CE, 24 juin 2019, société La Méridionale, req. n° 429407
Le Conseil d’État juge que la diffusion dans la presse d’informations confidentielles relatives à l’offre d’un des candidats, en cours de procédure, peut être de nature à rompre l’égalité entre les concurrents et à entacher d’irrégularité la procédure de mise en concurrence, même si elle n’était pas due à l’acheteur.
Dans cette affaire, la collectivité de Corse avait lancé une procédure de passation d’une délégation de service public de transport maritime de passagers entre l’île et la métropole.
La société « Le Méridionale » dont l’offre n’avait pas été retenue a contesté la décision devant le juge du référé précontractuel, notamment parce que le contenu de son offre avait été divulgué dans la presse, au cours de la procédure.
Le juge des référés du tribunal administratif de Bastia avait rejeté sa demande estimant que la collectivité n’était pas à l’origine de cette divulgation.
L’arrêt du Conseil d’État rappelle en premier lieu qu’une délégation de service public est soumise aux principes généraux du droit de la commande publique qui sont : la liberté d’accès à la commande publique, l’égalité de traitement des candidats et la transparence des procédures
Il ajoute que « pour assurer le respect de ces principes, la personne publique informée, avant la signature d’un contrat, de l’existence d’une irrégularité de procédure affectant le choix du concessionnaire doit s’abstenir de signer le contrat litigieux, alors même qu’elle ne serait pas responsable de cette irrégularité ».
Il juge en conséquence que la personne publique confrontée à une publication dans la presse d’une offre effectuée lors d’une procédure de mise en concurrence, doit « apprécier si cette divulgation peut être regardée comme étant de nature à porter atteinte au principe d’égalité entre les candidats » et que « La seule circonstance qu’une telle divulgation ne soit pas imputable à la personne publique responsable de la procédure de passation ne la dispense pas de cette obligation. »
En l’espèce, le Conseil d’État a considéré que les informations parues dans la presse portaient sur des offres qui étaient déjà éliminées et que la société Le Méridionale n’avait donc pas été lésée.
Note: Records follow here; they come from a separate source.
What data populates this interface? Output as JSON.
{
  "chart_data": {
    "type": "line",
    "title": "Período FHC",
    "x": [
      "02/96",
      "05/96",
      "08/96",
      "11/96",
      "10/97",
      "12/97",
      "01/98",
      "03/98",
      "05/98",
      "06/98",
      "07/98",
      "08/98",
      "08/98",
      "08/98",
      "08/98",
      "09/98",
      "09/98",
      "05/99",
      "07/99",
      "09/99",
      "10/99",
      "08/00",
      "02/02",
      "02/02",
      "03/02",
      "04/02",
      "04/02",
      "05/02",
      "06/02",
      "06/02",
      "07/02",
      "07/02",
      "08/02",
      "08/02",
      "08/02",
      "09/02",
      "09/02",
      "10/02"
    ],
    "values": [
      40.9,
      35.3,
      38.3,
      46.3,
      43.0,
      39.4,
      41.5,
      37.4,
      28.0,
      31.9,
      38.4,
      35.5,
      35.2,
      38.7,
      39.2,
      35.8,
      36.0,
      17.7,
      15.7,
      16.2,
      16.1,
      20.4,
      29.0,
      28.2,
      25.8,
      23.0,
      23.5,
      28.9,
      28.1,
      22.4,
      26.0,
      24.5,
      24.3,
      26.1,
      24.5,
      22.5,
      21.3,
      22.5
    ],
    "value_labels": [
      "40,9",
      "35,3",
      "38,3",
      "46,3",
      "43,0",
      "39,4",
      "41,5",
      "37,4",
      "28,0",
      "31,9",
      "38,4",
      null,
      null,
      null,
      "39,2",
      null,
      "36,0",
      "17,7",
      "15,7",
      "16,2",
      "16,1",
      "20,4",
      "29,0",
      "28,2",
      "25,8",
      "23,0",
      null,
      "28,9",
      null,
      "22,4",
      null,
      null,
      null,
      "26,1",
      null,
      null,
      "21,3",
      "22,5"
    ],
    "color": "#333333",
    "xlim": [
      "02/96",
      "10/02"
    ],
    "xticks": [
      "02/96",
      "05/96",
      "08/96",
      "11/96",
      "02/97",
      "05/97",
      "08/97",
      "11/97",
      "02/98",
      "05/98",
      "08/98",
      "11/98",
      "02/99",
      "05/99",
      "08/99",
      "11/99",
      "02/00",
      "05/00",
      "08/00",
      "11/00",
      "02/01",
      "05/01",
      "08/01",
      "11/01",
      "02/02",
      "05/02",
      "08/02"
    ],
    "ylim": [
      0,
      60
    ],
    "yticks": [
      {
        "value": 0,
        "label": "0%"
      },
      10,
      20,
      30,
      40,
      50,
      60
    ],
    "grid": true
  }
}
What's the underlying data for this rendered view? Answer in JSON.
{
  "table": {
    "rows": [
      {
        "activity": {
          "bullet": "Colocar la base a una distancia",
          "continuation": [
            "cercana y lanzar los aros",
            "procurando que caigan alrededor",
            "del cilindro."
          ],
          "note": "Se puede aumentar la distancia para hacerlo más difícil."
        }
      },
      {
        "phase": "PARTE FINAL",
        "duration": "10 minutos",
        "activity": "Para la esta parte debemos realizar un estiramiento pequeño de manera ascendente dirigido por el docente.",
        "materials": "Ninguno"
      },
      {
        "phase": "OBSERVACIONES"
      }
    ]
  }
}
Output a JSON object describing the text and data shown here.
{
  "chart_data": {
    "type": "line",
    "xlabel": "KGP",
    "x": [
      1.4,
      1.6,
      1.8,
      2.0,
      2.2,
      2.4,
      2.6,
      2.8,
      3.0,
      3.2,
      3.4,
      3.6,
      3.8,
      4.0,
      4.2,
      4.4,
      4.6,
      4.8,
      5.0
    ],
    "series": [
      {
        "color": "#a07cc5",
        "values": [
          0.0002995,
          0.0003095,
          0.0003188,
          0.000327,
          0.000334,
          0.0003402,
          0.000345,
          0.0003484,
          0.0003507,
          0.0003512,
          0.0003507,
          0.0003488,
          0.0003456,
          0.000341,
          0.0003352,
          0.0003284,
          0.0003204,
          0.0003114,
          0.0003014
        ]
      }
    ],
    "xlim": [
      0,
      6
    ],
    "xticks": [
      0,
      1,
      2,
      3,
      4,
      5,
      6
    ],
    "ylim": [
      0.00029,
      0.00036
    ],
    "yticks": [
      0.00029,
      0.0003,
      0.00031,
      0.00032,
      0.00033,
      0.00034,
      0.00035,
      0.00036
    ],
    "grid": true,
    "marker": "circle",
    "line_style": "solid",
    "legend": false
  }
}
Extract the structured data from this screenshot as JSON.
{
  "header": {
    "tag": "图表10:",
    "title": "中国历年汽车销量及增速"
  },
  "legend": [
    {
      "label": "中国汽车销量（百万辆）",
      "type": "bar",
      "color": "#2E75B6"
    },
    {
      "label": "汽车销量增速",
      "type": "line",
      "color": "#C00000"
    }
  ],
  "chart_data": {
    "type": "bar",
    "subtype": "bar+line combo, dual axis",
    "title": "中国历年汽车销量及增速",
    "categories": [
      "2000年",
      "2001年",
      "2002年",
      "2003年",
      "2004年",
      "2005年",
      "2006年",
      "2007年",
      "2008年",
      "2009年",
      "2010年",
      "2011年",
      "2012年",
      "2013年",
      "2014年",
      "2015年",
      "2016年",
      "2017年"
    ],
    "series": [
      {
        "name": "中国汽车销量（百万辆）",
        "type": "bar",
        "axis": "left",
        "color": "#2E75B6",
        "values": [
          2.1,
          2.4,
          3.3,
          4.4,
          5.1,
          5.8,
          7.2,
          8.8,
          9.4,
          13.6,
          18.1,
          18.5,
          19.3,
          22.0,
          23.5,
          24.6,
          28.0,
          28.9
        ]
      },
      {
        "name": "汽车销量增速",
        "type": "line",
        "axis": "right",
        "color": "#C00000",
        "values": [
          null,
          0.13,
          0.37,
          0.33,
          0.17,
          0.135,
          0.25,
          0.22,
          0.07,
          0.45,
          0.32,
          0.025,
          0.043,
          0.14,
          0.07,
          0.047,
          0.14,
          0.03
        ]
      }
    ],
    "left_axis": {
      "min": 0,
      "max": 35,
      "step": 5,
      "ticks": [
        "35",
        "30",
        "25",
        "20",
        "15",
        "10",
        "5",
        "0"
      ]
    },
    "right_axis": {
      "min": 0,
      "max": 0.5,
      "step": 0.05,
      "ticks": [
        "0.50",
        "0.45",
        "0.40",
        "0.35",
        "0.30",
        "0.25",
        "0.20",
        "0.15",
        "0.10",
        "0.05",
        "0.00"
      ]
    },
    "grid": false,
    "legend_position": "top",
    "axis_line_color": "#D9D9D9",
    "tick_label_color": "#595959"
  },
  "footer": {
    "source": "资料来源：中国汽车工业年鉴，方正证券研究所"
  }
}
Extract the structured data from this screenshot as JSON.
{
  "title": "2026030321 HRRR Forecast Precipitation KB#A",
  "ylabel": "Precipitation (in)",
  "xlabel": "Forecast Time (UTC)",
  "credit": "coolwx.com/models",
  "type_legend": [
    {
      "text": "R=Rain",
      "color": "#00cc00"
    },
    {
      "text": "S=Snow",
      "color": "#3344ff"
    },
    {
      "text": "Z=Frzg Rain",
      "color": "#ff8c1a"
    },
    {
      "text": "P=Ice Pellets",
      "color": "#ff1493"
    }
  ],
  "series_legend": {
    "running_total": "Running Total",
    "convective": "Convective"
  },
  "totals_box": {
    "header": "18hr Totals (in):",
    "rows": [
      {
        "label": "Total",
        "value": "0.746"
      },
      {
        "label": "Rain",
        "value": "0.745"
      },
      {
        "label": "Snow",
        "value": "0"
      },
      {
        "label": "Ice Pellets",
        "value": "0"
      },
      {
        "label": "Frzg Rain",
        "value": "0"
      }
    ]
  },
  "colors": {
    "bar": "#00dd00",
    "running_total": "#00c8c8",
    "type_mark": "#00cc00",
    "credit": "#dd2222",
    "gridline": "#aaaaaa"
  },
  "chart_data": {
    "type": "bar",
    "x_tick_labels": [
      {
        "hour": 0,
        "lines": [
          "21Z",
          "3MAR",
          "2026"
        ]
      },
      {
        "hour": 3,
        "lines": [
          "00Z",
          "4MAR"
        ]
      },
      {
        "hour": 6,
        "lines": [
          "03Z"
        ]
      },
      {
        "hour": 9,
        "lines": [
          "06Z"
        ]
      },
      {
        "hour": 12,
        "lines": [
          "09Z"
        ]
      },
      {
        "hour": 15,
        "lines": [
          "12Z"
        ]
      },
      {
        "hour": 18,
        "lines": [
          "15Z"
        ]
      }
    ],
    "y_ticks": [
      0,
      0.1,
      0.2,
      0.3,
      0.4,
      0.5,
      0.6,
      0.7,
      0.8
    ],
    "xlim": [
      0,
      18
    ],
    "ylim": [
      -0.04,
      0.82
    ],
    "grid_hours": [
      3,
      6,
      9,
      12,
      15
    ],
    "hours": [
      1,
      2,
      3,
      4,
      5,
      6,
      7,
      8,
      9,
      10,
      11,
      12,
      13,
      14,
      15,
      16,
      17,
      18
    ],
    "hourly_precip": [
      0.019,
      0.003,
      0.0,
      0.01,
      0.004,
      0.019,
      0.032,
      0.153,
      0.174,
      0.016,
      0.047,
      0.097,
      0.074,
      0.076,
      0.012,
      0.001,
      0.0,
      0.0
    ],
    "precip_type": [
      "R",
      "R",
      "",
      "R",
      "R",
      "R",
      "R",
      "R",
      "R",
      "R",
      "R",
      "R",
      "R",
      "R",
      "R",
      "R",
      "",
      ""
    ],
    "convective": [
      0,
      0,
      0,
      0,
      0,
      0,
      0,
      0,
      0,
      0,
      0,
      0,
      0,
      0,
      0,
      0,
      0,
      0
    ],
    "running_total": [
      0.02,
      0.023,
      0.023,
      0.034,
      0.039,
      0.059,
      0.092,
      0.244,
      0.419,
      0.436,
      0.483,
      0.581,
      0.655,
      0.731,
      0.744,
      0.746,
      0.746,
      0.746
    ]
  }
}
Rappelons que, selon le Conseil d’Etat, il résulte des dispositions de l’article L. 551-1 du CJA que les personnes habilitées à agir pour mettre fin aux manquements du pouvoir adjudicateur à ses obligations de publicité et de mise en concurrence sont celles susceptibles d’être lésées par de tels manquements (CE, sect., 3 octobre 2008, Syndicat mixte intercommunal de réalisation et de gestion pour l’élimination des ordures ménagères du secteur de la Sarthe, req. n° 305420 : Rec. CE, p. 324 ; Contrats-Marchés pub. 2008, repère 2, F. Llorens et P. Soler-Couteaux ; comm. 264, note 1.-P. Pietri).